The current study is not without limitations. The two different study groups forming the basis of our investigation are very different from each other. The mean adult heights of the clinical study group were shorter than the Spanish population references,27 however, similar or slightly taller than target heights (non-significant difference), whereas the individuals with childhood obesity and overweight in the community-based group were of similar adult heights as the Swedish references.29 The difference between the two study groups may be regarded as a limitation; on the other hand, the almost identical regression lines for boys from the two study cohorts may be seen as an indication of a universal connection between BMI status during childhood and further height gain during puberty in boys. The results of our study should also be interpreted with some caution since the number of patients with extreme obesity included is still rather limited. This calls for further investigation in different cohorts and groups of patients to confirm or modify the insights gained by the current study.

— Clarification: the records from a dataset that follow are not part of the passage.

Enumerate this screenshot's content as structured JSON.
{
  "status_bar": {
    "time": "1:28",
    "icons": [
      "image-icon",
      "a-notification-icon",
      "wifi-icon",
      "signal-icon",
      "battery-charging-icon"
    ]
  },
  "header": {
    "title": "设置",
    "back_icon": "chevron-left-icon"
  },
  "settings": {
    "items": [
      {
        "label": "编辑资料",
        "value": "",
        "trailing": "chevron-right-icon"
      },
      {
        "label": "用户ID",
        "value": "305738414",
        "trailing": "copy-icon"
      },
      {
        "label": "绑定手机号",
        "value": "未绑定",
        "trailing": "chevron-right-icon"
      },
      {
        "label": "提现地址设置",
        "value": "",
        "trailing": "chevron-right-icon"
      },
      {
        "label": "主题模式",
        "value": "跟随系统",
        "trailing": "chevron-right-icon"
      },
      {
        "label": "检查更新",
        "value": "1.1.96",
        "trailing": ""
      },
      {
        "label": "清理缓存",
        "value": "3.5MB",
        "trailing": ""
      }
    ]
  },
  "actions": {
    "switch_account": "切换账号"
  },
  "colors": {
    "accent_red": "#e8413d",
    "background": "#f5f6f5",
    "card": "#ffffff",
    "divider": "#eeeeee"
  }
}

In conclusion, the results of the present study show that children of both sexes with extreme obesity had the lowest specific pubertal height gain compared to individuals with less severe obesity; childhood obesity impairs the pubertal growth spurt in a severity-related fashion. For boys, our results regarding both pubertal height gain and the onset of pubertal growth indicate a linear correlation from normal weight, through overweight and mild-to-extreme obesity. The findings of the present study validate childhood BMI as an important modifier of pubertal growth in both children with normal weight and children with obesity.